Но не таков был и Николай, чтобы отказаться от задуманного. По Петербургу носились слухи, что император страшно зол на князя. Его перепуганная мать написала сыну о своих тревогах. Делать нечего: как раз под самый новый 1850 год Барятинский наконец появился в Петербурге. Затем он на два дня заперся в своем дворце, а потом, повелев нагрузить сани подарками, сказал матери, что поедет поздравить маленьких племянников, детей брата Владимира. Приехав в дом к брату, Александр Иванович вместе с остальными подарками положил на зеленую лапу нарядной елки конверт из плотной бумаги и сказал: «А это тебе, братец...» На следующий день Петербург гудел, подобно улью, — все передавали друг другу ошеломляющие подробности о содержимом конверта. Оказалось, что там находились бумаги на право владения принадлежавшим Александру Ивановичу богатейшим наследством, полученным им от отца в качестве старшего сына. Князь добровольно и с легким сердцем отказывался от всего движимого и недвижимого имущества, и в том числе от бесценного Марьинского дворца со всеми его бесчисленными сокровищами. Себе князь взамен оговорил «100 тысяч рублей, уплату долгов в 136 тысяч рублей, ежегодную ренту в 7 000 рублей» и — это уже шутки ради — «по мере надобности на один кашемировый халат». Так, в одно мгновенье этот богатейший в России человек превратился в простого служивого, живущего на казенное жалованье. Понятно, что дело с женитьбой мгновенно расстроилось. Барятинский остался верен семейному девизу: «Бог и честь». Сам он внутренне, и не без основания, гордился этим поступком и в минуту откровенности как-то сказал знакомому: «Я самому государю не поддался. И какому государю!..»

Летом 1856 года Барятинский был назначен командующим Отдельного Кавказского корпуса и сначала (с 1 июля 1856 года) «исправляющим должность Наместника», а уже в августе того же года — Наместником Кавказа с производством в генералы от инфантерии. Будь жив Николай I, ему бы никогда, несмотря ни на какие заслуги, не стать первым лицом на Кавказе. Но, заняв по смерти отца трон, новый монарх Александр II просто не видел «для роли русского проконсула на Востоке» более подходящего человека, нежели Барятинский. Для Александра Ивановича это была большая честь и большая ответственность. «Трудиться буду, чтобы оправдать великую милость, счастье и великую честь для меня». Он понимал, что затяжное кровавое противостояние на Кавказе требовало завершения, и завершения победного. Но как, какими средствами, какими силами?

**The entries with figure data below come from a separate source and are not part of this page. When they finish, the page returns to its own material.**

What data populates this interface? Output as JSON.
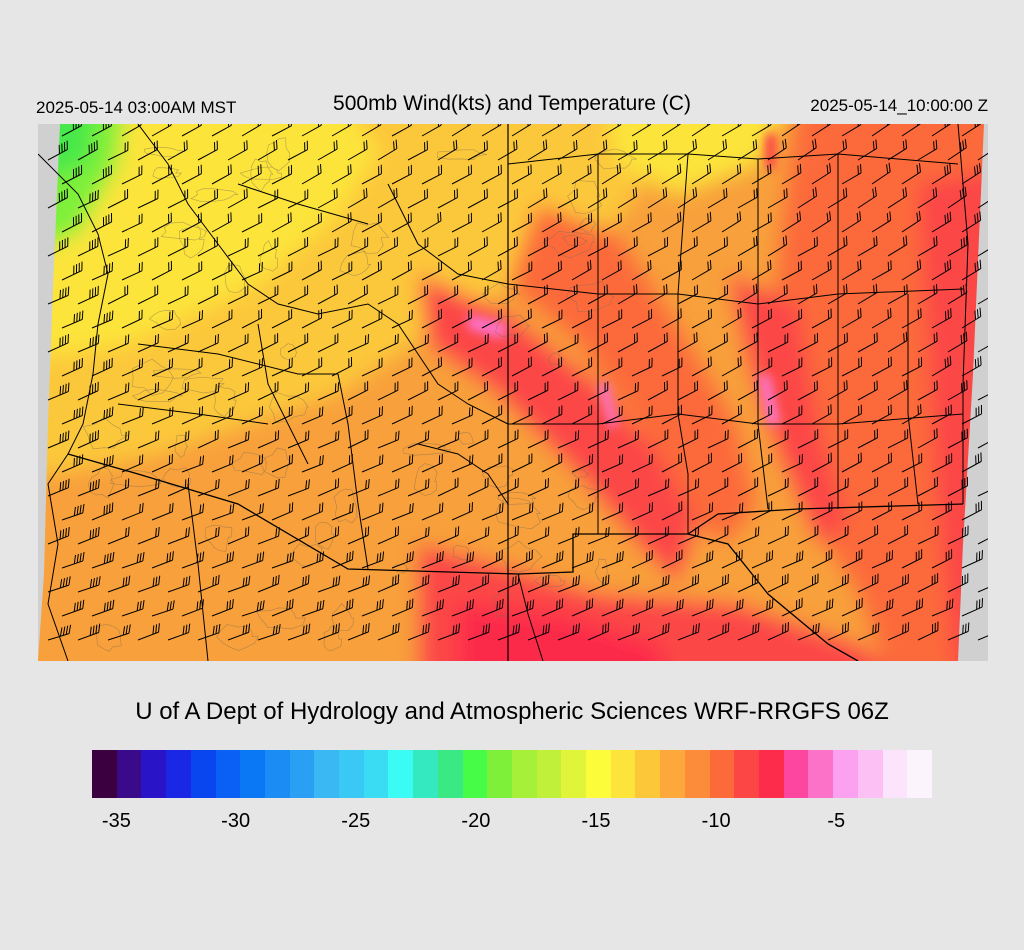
{
  "header": {
    "left_time": "2025-05-14 03:00AM MST",
    "title": "500mb Wind(kts) and Temperature (C)",
    "right_time": "2025-05-14_10:00:00 Z"
  },
  "footer": {
    "credit": "U of A Dept of Hydrology and Atmospheric Sciences WRF-RRGFS 06Z"
  },
  "legend": {
    "colors": [
      "#3a0040",
      "#3a0a8a",
      "#2a14c8",
      "#1a28e6",
      "#0a46f0",
      "#0a60f4",
      "#0a78f4",
      "#1a8cf4",
      "#2aa0f4",
      "#3ab8f4",
      "#3ac8f4",
      "#3adcf4",
      "#3afcf4",
      "#34e8c0",
      "#3ae884",
      "#46fc46",
      "#7ef03a",
      "#a6f03a",
      "#c0f03a",
      "#e0f43a",
      "#fcfc3a",
      "#fce43a",
      "#fcc83a",
      "#fca83a",
      "#fc8c3a",
      "#fc6a3a",
      "#fc4646",
      "#fc2c4a",
      "#fc46a0",
      "#fc72c8",
      "#fca0f0",
      "#fcc0f4",
      "#fce4fc",
      "#fcf4fc"
    ],
    "tick_labels": [
      {
        "label": "-35",
        "frac": 0.029
      },
      {
        "label": "-30",
        "frac": 0.171
      },
      {
        "label": "-25",
        "frac": 0.314
      },
      {
        "label": "-20",
        "frac": 0.457
      },
      {
        "label": "-15",
        "frac": 0.6
      },
      {
        "label": "-10",
        "frac": 0.743
      },
      {
        "label": "-5",
        "frac": 0.886
      }
    ]
  },
  "map_colors": {
    "cold_green": "#46e84a",
    "yellow": "#fcfc3a",
    "yellow_orange": "#fcc83a",
    "orange": "#f8a03a",
    "dark_orange": "#fc8c3a",
    "red": "#fc4646",
    "crimson": "#fc2c4a",
    "pink": "#fc72c8",
    "outside": "#d0d0d0"
  }
}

Но на момент вступления Барятинского в должность Кавказского наместника эта задача представлялась отнюдь не просто техническим завершением усилий предшественников. В период Крымской войны (1853-1856) России пришлось сократить число войск на Северном Кавказе и перейти к оборонительной тактике. И хотя позиции русской армии в предгорной Чечне и Дагестане были уже достаточны прочны, чтобы отразить любое нападение Шамиля, до полной победы было еще далеко. Установилось некое стратегическое равновесие, которое могло продолжаться неопределенно долго и при котором чаша весов в принципе могла склониться либо в одну, либо в другую сторону.

Он глубоко изучил особенности жизни кавказских народов, и у него сложились собственные взгляды на то, какой должна быть политика по отношению к ним. Менее всего походивший на бездумно-педантичного исполнителя, Барятинский тяготел к творческим идеям. Воронцов находил у него «особый талант делать всегда больше и лучше», чем предписано в инструкциях. Способный, мыслящий полководец и администратор, Барятинский умел подбирать себе под стать и помощников, самый видный из которых - Д. А. Милютин - в будущем получит (не без протекции кавказского наместника) пост военного министра России и станет выдающимся реформатором. Отчаянно храбрый, несколько раз раненный, сполна отведавший невзгод и опасностей походно-бивачной жизни, Барятинский был любим и популярен в армии. Спесь, грубость, лицемерие никогда не замечались за ним. Принимая новую должность прежде всего как знак доверия своих соратников, он обращается к ним с искренними словами благодарности: «Войска Кавказа. Смотря на вас и дивяся вам, я взрос и возмужал. От вас и ради вас осчастливлен назначением быть вашим вождем. Трудиться буду, чтобы оправдать великую милость, счастье и великую для меня честь».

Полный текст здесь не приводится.